XXXIV- Final: Beyaz Pilav

214 21 33
                                    

🐑

Yüzüne bir yumruk daha yediğinde ağzındaki kanı öne doğru tükürdü Özgür. Elleri arkasında sıkıca bağlanmış, son dört saattir dayak yiyordu.

"Kaçmak hâ? Benim büyüttüğüm, benim adam ettiğim adam benden kaçıyor!"

Bir yumruk daha yedi Tigran'dan. Kaçıncıydı bu? Her yumruk yediğinde pi sayısına bir kat daha ekliyordu.
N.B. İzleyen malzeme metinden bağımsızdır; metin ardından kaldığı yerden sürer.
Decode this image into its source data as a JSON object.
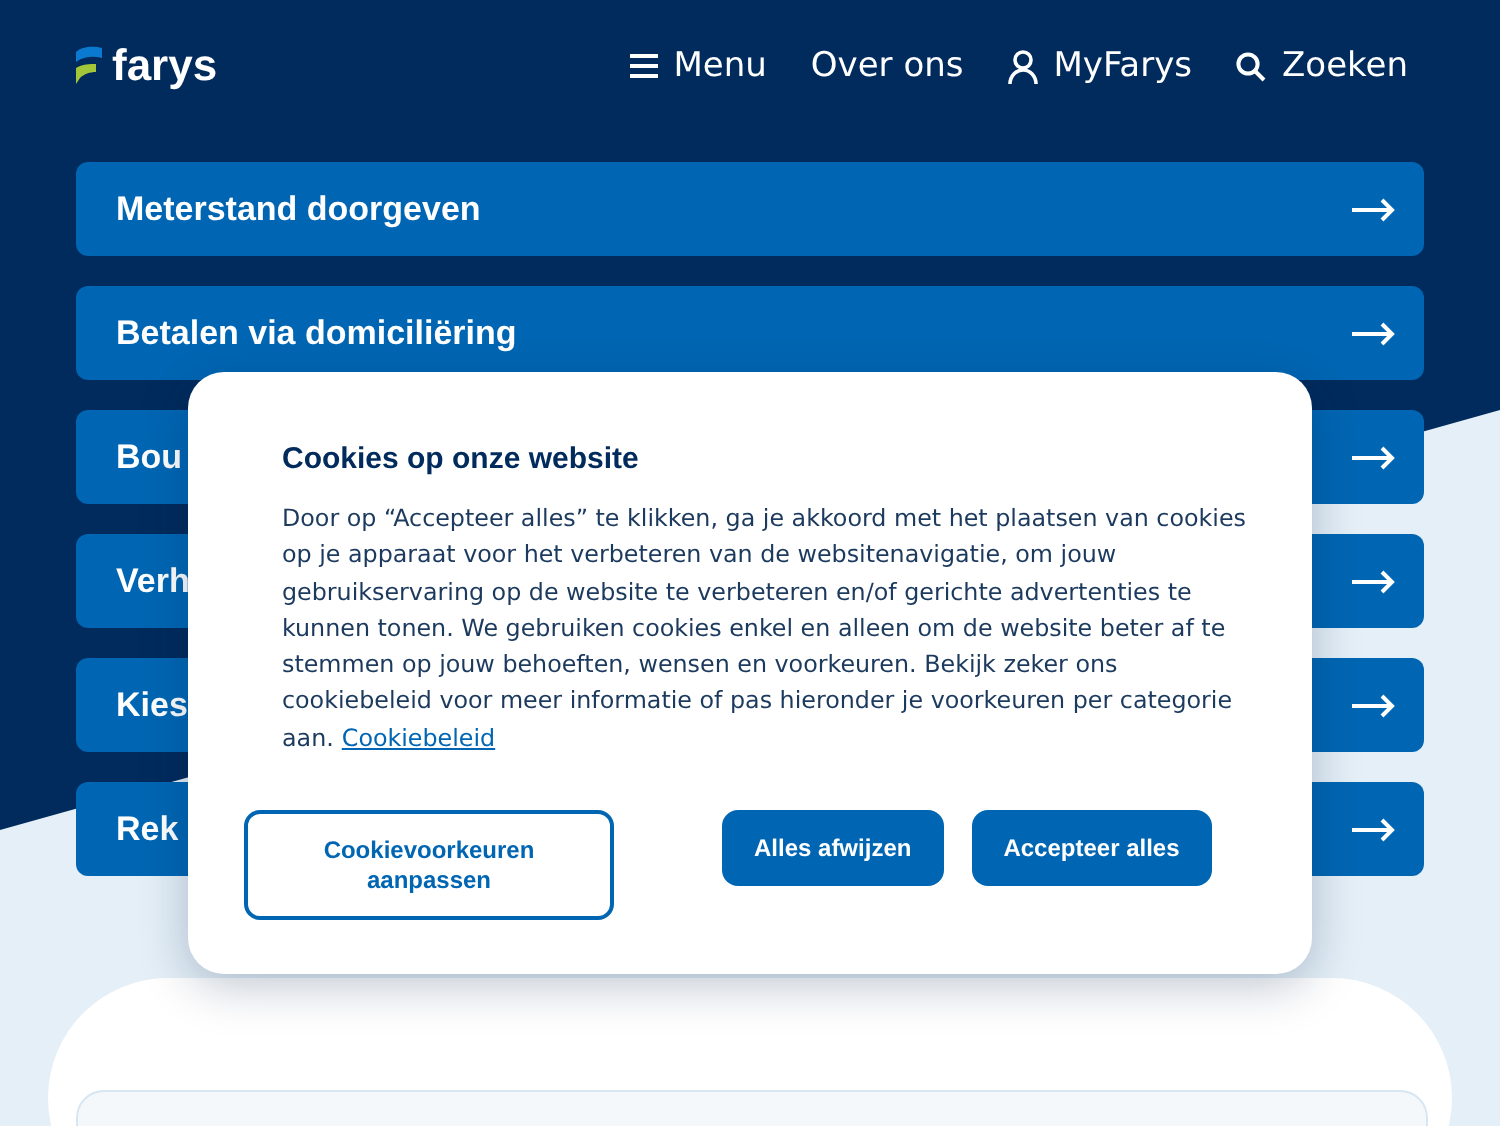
{
  "header": {
    "logo": "farys",
    "nav": [
      {
        "kind": "menu",
        "label": "Menu"
      },
      {
        "kind": "plain",
        "label": "Over ons"
      },
      {
        "kind": "user",
        "label": "MyFarys"
      },
      {
        "kind": "search",
        "label": "Zoeken"
      }
    ]
  },
  "links": [
    {
      "label": "Meterstand doorgeven"
    },
    {
      "label": "Betalen via domiciliëring"
    },
    {
      "label": "Bou"
    },
    {
      "label": "Verh"
    },
    {
      "label": "Kies"
    },
    {
      "label": "Rek"
    }
  ],
  "cookie_dialog": {
    "title": "Cookies op onze website",
    "text": "Door op “Accepteer alles” te klikken, ga je akkoord met het plaatsen van cookies op je apparaat voor het verbeteren van de websitenavigatie, om jouw gebruikservaring op de website te verbeteren en/of gerichte advertenties te kunnen tonen. We gebruiken cookies enkel en alleen om de website beter af te stemmen op jouw behoeften, wensen en voorkeuren. Bekijk zeker ons cookiebeleid voor meer informatie of pas hieronder je voorkeuren per categorie aan.",
    "link": "Cookiebeleid",
    "buttons": [
      {
        "kind": "outline",
        "label": "Cookievoorkeuren aanpassen"
      },
      {
        "kind": "solid",
        "label": "Alles afwijzen"
      },
      {
        "kind": "solid",
        "label": "Accepteer alles"
      }
    ]
  }
}
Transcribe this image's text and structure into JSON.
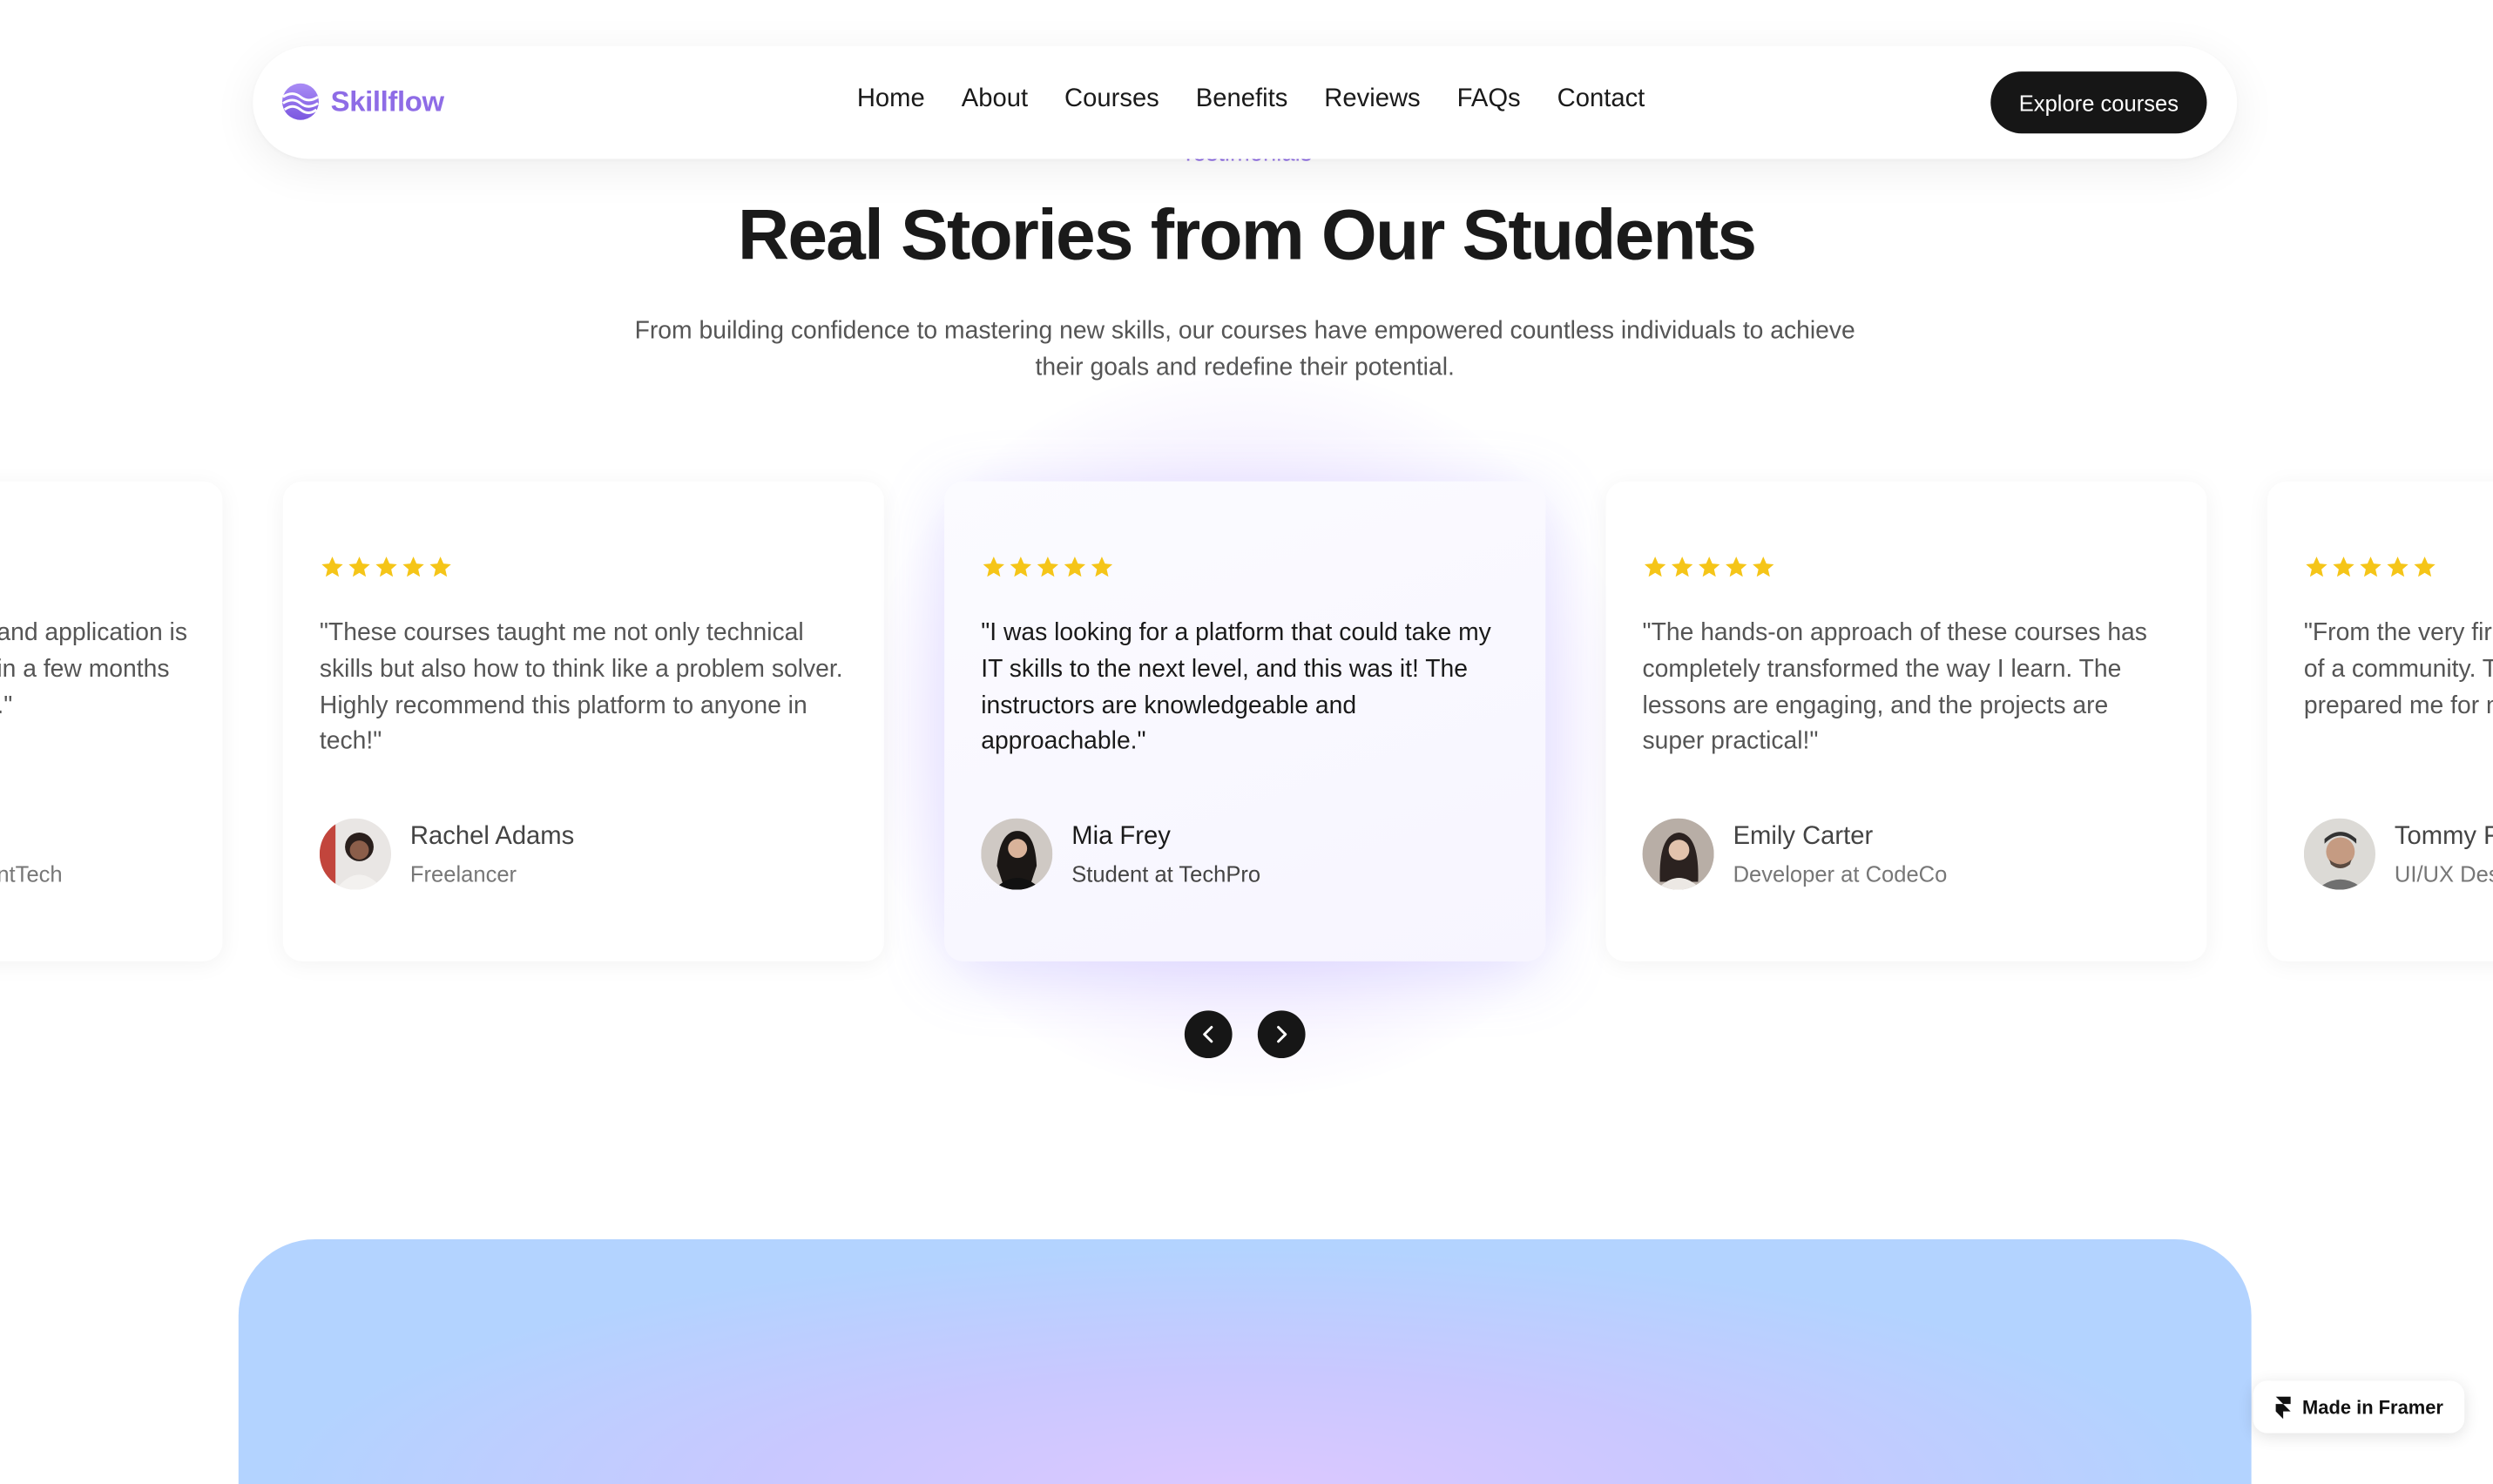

Sayı saymak kafasını dağıtan yegane şeydi ancak bir süre sonra bırakmıştı. Bilinci gidip geliyordu.

"Söyle, nereden çıktı lan teslim olmak? Ne planlıyorsun?"

Gözleri hâlâ yerdeydi. Geldiğinden beri bir kez olsun bakmamıştı babasının gözlerine. "Hamdi." dedi önce. İsmi söylemek bile midesini bulandırmıştı. "Benim için gelecekmiş baba. Bu korkuyla yaşayamıyorum."

"Sende bana mı geldin?"

"O kadın koruyamaz beni. Korumaya çalışır ama yapamaz." Umay demedi. Yalnızca o kadındı şimdilik.

Böyle bir cevap beklemiyordu Tigran. Duyduklarıyla göğsü kabarmıştı. Güçlüydü o. Özgür'ün sığınabileceği tek kişiydi. Gururu okşandı, egosu iyice şişti, taştı.

"İçeride." İlk defa kaldırdı yeşil gözlerini. Babasının yeşilleriyle buluştu. Dizlerinin titrediğini Tigran'da fark etmişti. İyice sırıttı. "Bilemedim, versem mi seni?"

"İstemiyorum baba. Bak, dosyayı da verdim. Türklere haber gitmeden hepsi avucumuzda olacak. Öldürmeyelim, rehin alalım. Sonra tehdit ederiz. Lütfen ona verme beni. Yanında kalayım, eskisi gibi olalım. Eski mağaramıza gidelim. Lütfen baba."

Oğlunun gözleri dolduğunda daha da sırıttı Tigran. Korku, saygıya giden en kısa yoldu.

"Eskisi gibi olmak istiyorsun... Ya o kadın?"

Aşağı yukarı salladı başını Özgür. Ağzındaki kanı tekrar tükürdü. "Babam bana yeter." Boğazını temizleyip gülümsedi. "Bir planım var."

🐑

Ellerimi saçlarıma geçirmiş, dümdüz oturup ağlıyordum. Yalan söylemişti. İhanete uğramıştım. Özgür gitmişti. Özgür bile değildi. Victor olduğunu söylemişti. Ben Özgür demeye devam etmiş, zorla kabul ettirmiştim.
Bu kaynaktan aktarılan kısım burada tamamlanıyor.